I recently got quite confused with two SAM flags got from BWA alignment, which is "supplementary alignment" from chimeric alignments and "not primary alignment" (or "secondary alignment") from multiple mapping.
What samtools explain about these two flags is: (Refer to https://samtools.github.io/hts-specs/SAMv1.pdf)
A chimeric alignment is primarily caused by structural variations, gene fusions, misassemblies, RNA-seq or experimental protocols. It is more frequent given longer reads. For a chimeric alignment, the linear alignments consisting of the alignment are largely non-overlapping. Typically, one of the linear alignments in a chimeric alignment is considered the "representative" alignment, and the others are called "supplementary" and are distinguished by the supplementary alignment flag.
In contrast, multiple mappings are caused primarily by repeats.

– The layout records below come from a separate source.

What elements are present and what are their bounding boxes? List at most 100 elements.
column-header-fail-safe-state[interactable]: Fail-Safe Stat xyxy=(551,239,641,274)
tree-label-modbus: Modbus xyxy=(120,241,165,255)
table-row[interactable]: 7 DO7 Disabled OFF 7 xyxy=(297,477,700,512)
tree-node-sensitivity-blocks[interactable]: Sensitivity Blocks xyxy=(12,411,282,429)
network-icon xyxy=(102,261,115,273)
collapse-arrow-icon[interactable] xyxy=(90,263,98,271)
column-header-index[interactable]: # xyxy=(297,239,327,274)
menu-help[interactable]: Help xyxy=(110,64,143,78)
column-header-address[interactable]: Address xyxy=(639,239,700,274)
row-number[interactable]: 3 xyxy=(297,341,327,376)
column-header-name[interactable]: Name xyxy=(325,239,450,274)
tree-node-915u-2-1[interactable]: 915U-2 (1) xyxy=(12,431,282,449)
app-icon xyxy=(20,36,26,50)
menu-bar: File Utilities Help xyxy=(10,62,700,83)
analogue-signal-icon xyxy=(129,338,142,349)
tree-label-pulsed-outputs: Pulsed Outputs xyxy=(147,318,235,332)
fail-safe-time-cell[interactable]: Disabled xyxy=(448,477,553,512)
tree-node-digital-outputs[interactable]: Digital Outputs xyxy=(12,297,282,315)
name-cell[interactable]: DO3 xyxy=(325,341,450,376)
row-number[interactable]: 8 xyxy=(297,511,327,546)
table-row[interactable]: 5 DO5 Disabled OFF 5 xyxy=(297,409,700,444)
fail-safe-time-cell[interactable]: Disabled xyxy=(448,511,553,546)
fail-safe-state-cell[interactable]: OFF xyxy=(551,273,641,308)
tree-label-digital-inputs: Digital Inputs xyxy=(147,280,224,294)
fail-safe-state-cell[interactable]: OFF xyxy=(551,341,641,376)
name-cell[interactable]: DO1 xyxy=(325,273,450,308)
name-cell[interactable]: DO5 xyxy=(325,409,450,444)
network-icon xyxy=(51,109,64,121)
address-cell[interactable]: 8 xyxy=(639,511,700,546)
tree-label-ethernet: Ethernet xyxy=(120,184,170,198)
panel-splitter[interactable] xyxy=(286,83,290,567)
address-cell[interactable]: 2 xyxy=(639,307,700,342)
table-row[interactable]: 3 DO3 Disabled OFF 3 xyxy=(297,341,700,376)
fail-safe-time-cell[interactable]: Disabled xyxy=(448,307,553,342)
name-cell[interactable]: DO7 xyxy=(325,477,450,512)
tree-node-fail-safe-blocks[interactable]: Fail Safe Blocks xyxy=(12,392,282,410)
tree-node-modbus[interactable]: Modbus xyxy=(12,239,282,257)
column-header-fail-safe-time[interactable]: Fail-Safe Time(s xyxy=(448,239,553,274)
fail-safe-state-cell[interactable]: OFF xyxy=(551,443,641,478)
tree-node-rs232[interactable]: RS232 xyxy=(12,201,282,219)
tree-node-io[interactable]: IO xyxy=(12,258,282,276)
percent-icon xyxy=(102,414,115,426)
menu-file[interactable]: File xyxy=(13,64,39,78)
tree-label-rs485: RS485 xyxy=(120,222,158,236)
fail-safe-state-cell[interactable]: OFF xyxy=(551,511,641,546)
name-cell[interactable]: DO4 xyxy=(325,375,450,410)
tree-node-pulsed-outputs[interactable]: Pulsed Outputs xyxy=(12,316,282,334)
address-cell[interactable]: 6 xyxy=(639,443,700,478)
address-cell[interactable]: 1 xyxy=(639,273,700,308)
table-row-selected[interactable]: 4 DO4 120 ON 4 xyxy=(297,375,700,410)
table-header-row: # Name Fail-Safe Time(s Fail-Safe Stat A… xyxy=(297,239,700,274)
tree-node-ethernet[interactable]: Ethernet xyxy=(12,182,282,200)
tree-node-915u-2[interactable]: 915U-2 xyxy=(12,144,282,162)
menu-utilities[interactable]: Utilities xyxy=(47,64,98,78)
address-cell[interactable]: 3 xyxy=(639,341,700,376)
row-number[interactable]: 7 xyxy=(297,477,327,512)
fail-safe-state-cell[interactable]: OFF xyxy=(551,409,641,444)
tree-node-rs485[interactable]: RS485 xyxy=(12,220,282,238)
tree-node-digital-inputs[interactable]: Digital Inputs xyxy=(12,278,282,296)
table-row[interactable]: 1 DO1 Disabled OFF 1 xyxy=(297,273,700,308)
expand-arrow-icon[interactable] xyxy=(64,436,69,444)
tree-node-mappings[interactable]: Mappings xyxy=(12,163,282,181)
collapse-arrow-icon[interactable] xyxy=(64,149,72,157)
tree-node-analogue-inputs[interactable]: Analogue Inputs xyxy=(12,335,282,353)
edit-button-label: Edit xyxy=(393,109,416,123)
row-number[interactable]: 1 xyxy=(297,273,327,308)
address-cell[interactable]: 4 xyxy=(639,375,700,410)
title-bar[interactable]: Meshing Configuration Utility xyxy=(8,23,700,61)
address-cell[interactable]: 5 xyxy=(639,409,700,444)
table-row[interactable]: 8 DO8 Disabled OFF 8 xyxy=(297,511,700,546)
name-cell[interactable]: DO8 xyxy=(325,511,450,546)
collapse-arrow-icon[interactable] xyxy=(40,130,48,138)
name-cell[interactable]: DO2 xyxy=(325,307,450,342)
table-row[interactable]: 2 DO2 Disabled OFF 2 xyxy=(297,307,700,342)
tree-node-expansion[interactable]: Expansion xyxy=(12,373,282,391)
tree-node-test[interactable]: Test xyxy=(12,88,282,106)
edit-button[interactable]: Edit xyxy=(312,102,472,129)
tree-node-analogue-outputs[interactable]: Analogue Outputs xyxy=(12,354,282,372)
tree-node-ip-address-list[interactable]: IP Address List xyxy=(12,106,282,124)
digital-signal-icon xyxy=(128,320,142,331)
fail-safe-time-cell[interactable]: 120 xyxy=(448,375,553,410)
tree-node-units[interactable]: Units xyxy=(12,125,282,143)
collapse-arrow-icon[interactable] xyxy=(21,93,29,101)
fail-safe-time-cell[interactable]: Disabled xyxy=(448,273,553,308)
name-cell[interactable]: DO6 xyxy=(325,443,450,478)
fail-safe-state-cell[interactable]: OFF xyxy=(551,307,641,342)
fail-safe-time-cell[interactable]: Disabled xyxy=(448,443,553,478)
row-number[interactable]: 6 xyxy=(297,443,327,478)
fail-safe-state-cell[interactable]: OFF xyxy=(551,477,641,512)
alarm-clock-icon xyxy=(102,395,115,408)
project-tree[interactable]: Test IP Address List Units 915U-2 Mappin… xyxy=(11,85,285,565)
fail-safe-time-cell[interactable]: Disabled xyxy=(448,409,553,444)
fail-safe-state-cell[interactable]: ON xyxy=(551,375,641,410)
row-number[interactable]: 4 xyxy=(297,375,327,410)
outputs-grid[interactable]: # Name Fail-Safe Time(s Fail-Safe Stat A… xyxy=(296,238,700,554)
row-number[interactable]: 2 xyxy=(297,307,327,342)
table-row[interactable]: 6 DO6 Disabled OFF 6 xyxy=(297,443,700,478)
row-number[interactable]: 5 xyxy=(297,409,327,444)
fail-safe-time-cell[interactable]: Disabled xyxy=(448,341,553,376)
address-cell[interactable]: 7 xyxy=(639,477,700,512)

They are less frequent given longer reads. If a read has multiple mappings, all these mappings are almost entirely overlapping with each other. In multiple mapping, One of these alignments is considered "primary". All the other alignments have the "secondary" alignment flag set in the SAM records that represent them.
However, I found in my ChIP-seq alignment results got from BWA(without -M option), alignments with "supplementary" flags are with overlaps with "representative" alignments,which I think should be "secondary" alignments as described. For example, I got four alignments for one pair of reads:
HWI-C00135:237:CAR2BANXX:1:1101:6737:91207 163 chr6 144444720 60 61M40S = 144444728 61 GTACACACATATACACAGTGCTAAGTTCATTGTACACACATATACACAGTGCTAACTTCATTGTACACACATATACACAGTGCTAAGTTCATTGTACACAC BBBBBFFFFFFFFFFFFFFFFFFFFFFFFFFFFFFFFFFFFFFFFFFFFFFFFFFFFFFFFFFFFFFFFFFFFFFFFFFFFFFFFFFFFFFFFFFFFFFFF NM:i:1 MD:Z:1C59 AS:i:59 XS:i:0 SA:Z:chr6,144444722,+,33S59M9S,60,2;
HWI-C00135:237:CAR2BANXX:1:1101:6737:91207 2131 chr6 144444722 11 56H45M = 144444720 -47 ACACACATATACACAGTGCTAAGTTCATTGTACACACATATACAC FFFFFFFFFFFFFFFFFFFFFFFFFFFFFFFFFFFFFFFFBBBBB NM:i:0 MD:Z:45 AS:i:45 XS:i:20 SA:Z:chr6,144444728,-,53M48S,11,0;
HWI-C00135:237:CAR2BANXX:1:1101:6737:91207 2211 chr6 144444722 60 33H59M9H = 144444728 59 ACACACATATACACAGTGCTAACTTCATTGTACACACATATACACAGTGCTAAGTTCAT FFFFFFFFFFFFFFFFFFFFFFFFFFFFFFFFFFFFFFFFFFFFFFFFFFFFFFFFFFF NM:i:2 MD:Z:22G30C5 AS:i:49 XS:i:0 SA:Z:chr6,144444720,+,61M40S,60,1;
HWI-C00135:237:CAR2BANXX:1:1101:6737:91207 83 chr6 144444728 11 53M48S = 144444720 -61 ATATACACAGTGCTAAGTTCATTGTACACACATATACACAGTGCTAACTTCATTGTACACACATATACACAGTGCTAAGTTCATTGTACACACATATACAC FFFFFFFFFFFFFFFFFFFFFFFFFFFFFFFFFFFFFFFFFFFFFFFFFFFFFFFFFFFFFFFFFFFFFFFFFFFFFFFFFFFFFFFFFFFFFFFFBBBBB NM:i:0 MD:Z:53 AS:i:53 XS:i:49 SA:Z:chr6,144444722,-,56S45M,11,0;
The 2nd and 3rd alignment with "2131" and "2211" flags are as "supplementary" alignments, however, they are fragments of the other two full-length alignments. I didn't find any reads with "secondary" flags in my results, but all alignments with "supplementary" flags I checked are cases like what I show above.
Can anyone help explain this? Should I remove these "supplementary" alignments to keep uniquely mapped reads? Thanks very much.